APAOnlineticker / Tiroler Tageszeitung Onlineausgabe


Standortentwicklungsgesetz - AK fordert Dialog mit Zivilgesellschaft



Wien (APA) - In der Diskussion um das Standortentwicklungsgesetz bekennt sich die Arbeiterkammer (AK) dazu, dass schnellere Genehmigungsverfahren für Großprojekte wichtig seien. „Aber die Zivilgesellschaft muss sinnvoll einbezogen werden“, sagte AK-Direktor Christoph Klein am Montag in einer Aussendung. Die AK empfiehlt, den Dialog „mit allen gesellschaftlichen Gruppen und den Sozialpartnern zu suchen“.

Die AK bezweifelt die Sinnhaftigkeit eines automatischen Weitergebens an die nächste Instanz. Dies bringe nicht automatisch eine Verfahrensverkürzung. Die Arbeiterkammer schlägt vor, dass Bund und Länder ihre Infrastrukturplanungen abstimmen, die Regierung die veralteten Materiengesetze (wie Eisenbahn-, Luftfahrt-, Bundesstraßen- und Starkstromwegegesetz) modernisiert und das Personal in den zuständigen Behörden aufgestockt wird.

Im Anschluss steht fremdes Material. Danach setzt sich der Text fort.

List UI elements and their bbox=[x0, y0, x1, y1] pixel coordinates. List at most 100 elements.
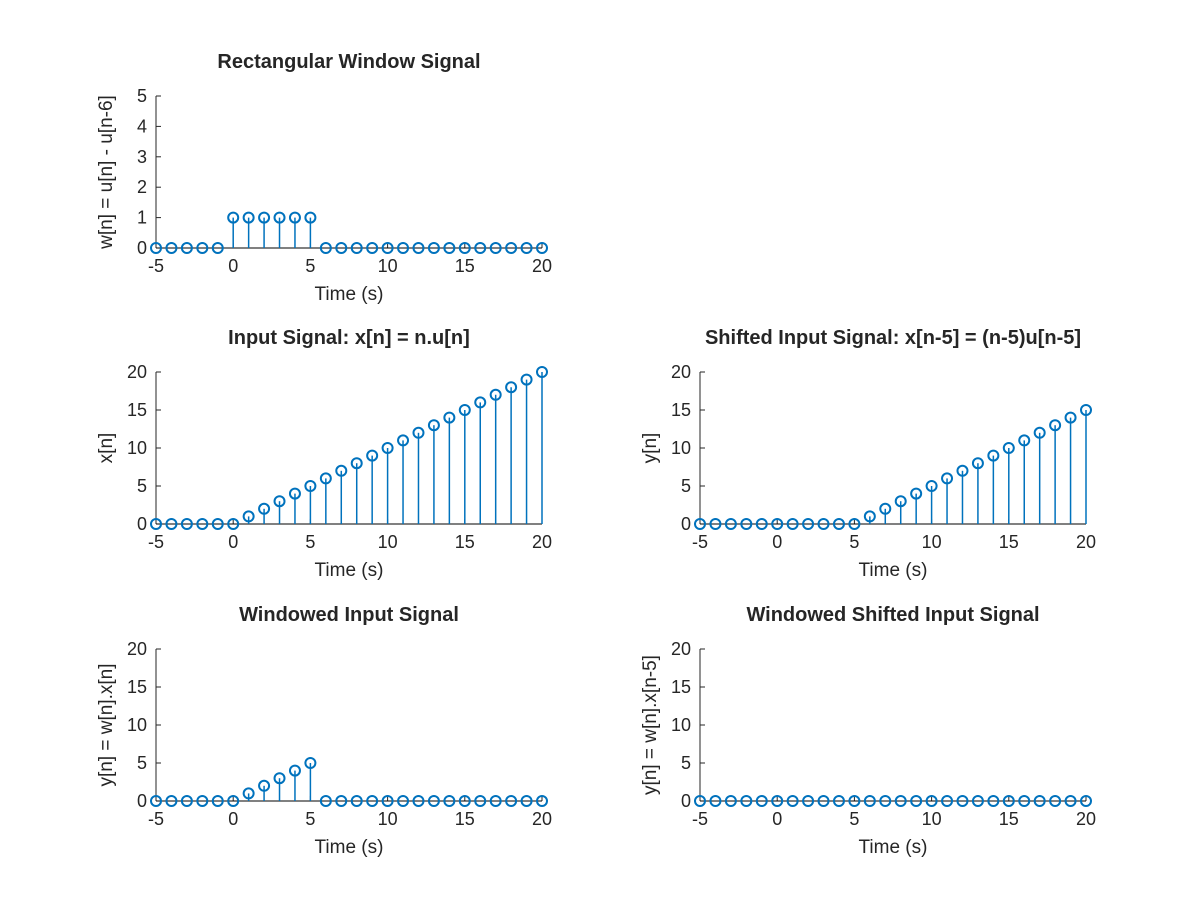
y-axis-label: w[n] = u[n] - u[n-6] bbox=[96, 95, 117, 250]
stem-marker bbox=[863, 795, 876, 807]
stem-marker bbox=[443, 795, 456, 807]
stem-marker bbox=[925, 480, 938, 492]
stem-marker bbox=[848, 518, 861, 530]
stem-marker bbox=[150, 242, 162, 254]
stem-marker bbox=[786, 518, 799, 530]
y-tick-label: 1 bbox=[137, 208, 147, 228]
stem-marker bbox=[412, 242, 425, 254]
stem-marker bbox=[489, 242, 502, 254]
stem-marker bbox=[227, 795, 240, 807]
stem-marker bbox=[273, 772, 286, 785]
stem-marker bbox=[242, 787, 255, 800]
stem-marker bbox=[740, 795, 753, 807]
x-tick-label: 10 bbox=[378, 809, 398, 829]
stem-marker bbox=[520, 795, 533, 807]
x-axis-label: Time (s) bbox=[315, 837, 384, 858]
y-tick-label: 15 bbox=[671, 677, 691, 697]
stem-marker bbox=[288, 487, 301, 500]
y-tick-label: 20 bbox=[671, 639, 691, 659]
chart-title: Input Signal: x[n] = n.u[n] bbox=[228, 327, 470, 349]
y-tick-label: 5 bbox=[137, 86, 147, 106]
stem-marker bbox=[694, 795, 706, 807]
x-tick-label: 15 bbox=[455, 256, 475, 276]
stem-marker bbox=[227, 211, 240, 224]
y-tick-label: 15 bbox=[671, 400, 691, 420]
y-tick-label: 20 bbox=[671, 362, 691, 382]
x-tick-label: 10 bbox=[378, 256, 398, 276]
stem-marker bbox=[165, 518, 178, 530]
x-tick-label: 15 bbox=[455, 809, 475, 829]
stem-marker bbox=[724, 518, 737, 530]
stem-marker bbox=[505, 795, 518, 807]
y-tick-label: 2 bbox=[137, 177, 147, 197]
stem-marker bbox=[755, 518, 768, 530]
stem-marker bbox=[381, 795, 394, 807]
x-tick-label: 20 bbox=[1076, 809, 1096, 829]
stem-marker bbox=[536, 242, 548, 254]
stem-marker bbox=[242, 510, 255, 523]
stem-marker bbox=[180, 518, 193, 530]
y-tick-label: 15 bbox=[127, 677, 147, 697]
y-tick-label: 5 bbox=[681, 753, 691, 773]
x-tick-label: 20 bbox=[1076, 532, 1096, 552]
y-tick-label: 0 bbox=[137, 238, 147, 258]
stem-marker bbox=[832, 518, 845, 530]
x-tick-label: 20 bbox=[532, 256, 552, 276]
x-tick-label: 0 bbox=[228, 532, 238, 552]
stem-marker bbox=[1002, 795, 1015, 807]
stem-marker bbox=[1064, 795, 1077, 807]
x-tick-label: 20 bbox=[532, 809, 552, 829]
stem-marker bbox=[458, 242, 471, 254]
stem-marker bbox=[412, 795, 425, 807]
stem-marker bbox=[817, 795, 830, 807]
stem-marker bbox=[709, 518, 722, 530]
y-tick-label: 10 bbox=[127, 715, 147, 735]
stem-marker bbox=[474, 242, 487, 254]
stem-marker bbox=[427, 795, 440, 807]
y-tick-label: 0 bbox=[137, 791, 147, 811]
y-tick-label: 5 bbox=[137, 753, 147, 773]
x-tick-label: 10 bbox=[378, 532, 398, 552]
stem-marker bbox=[227, 518, 240, 530]
stem-marker bbox=[1064, 411, 1077, 424]
stem-marker bbox=[196, 795, 209, 807]
x-tick-label: -5 bbox=[148, 809, 164, 829]
x-tick-label: 20 bbox=[532, 532, 552, 552]
stem-marker bbox=[258, 211, 271, 224]
stem-marker bbox=[694, 518, 706, 530]
stem-marker bbox=[536, 795, 548, 807]
stem-marker bbox=[1080, 404, 1092, 416]
chart-title: Rectangular Window Signal bbox=[217, 51, 480, 73]
subplot-p4: Shifted Input Signal: x[n-5] = (n-5)u[n-… bbox=[640, 327, 1096, 581]
stem-marker bbox=[288, 764, 301, 777]
y-axis-label: x[n] bbox=[96, 433, 117, 464]
x-tick-label: -5 bbox=[692, 809, 708, 829]
stem-marker bbox=[211, 795, 224, 807]
y-tick-label: 10 bbox=[671, 438, 691, 458]
stem-marker bbox=[427, 242, 440, 254]
stem-marker bbox=[319, 795, 332, 807]
y-tick-label: 0 bbox=[681, 791, 691, 811]
stem-marker bbox=[350, 242, 363, 254]
stem-marker bbox=[802, 795, 815, 807]
stem-marker bbox=[941, 795, 954, 807]
stem-marker bbox=[709, 795, 722, 807]
stem-marker bbox=[180, 242, 193, 254]
stem-marker bbox=[894, 495, 907, 508]
stem-marker bbox=[304, 480, 317, 492]
stem-marker bbox=[258, 779, 271, 792]
stem-marker bbox=[724, 795, 737, 807]
stem-marker bbox=[925, 795, 938, 807]
stem-marker bbox=[894, 795, 907, 807]
stem-marker bbox=[458, 795, 471, 807]
stem-marker bbox=[335, 464, 348, 477]
stem-marker bbox=[474, 396, 487, 409]
subplot-p5: Windowed Input Signal-5 0 5 10 15 2005101520T… bbox=[96, 604, 552, 858]
stem-marker bbox=[180, 795, 193, 807]
stem-marker bbox=[520, 242, 533, 254]
stem-marker bbox=[786, 795, 799, 807]
chart-title: Windowed Shifted Input Signal bbox=[746, 604, 1039, 626]
y-tick-label: 5 bbox=[681, 476, 691, 496]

Scharfe Kritik übte die Umweltschutzorganisation Virus. Für sie gilt der Gesetzesentwurf als „irreparabel“. Die Folge des neuen Mechanismus sei eine Überlastung des Bundesverwaltungsgerichtes. . „Wenn diese ressourcenmäßig knappe Beschwerdeinstanz alles auffangen soll, wo vorher Projektwerber und Behörden versagt haben, dann ist ein Bumerangeffekt mit Verfahrensstau vorprogrammiert,“ erklärte der UVP-Experte von Virus, Wolfgang Rehm.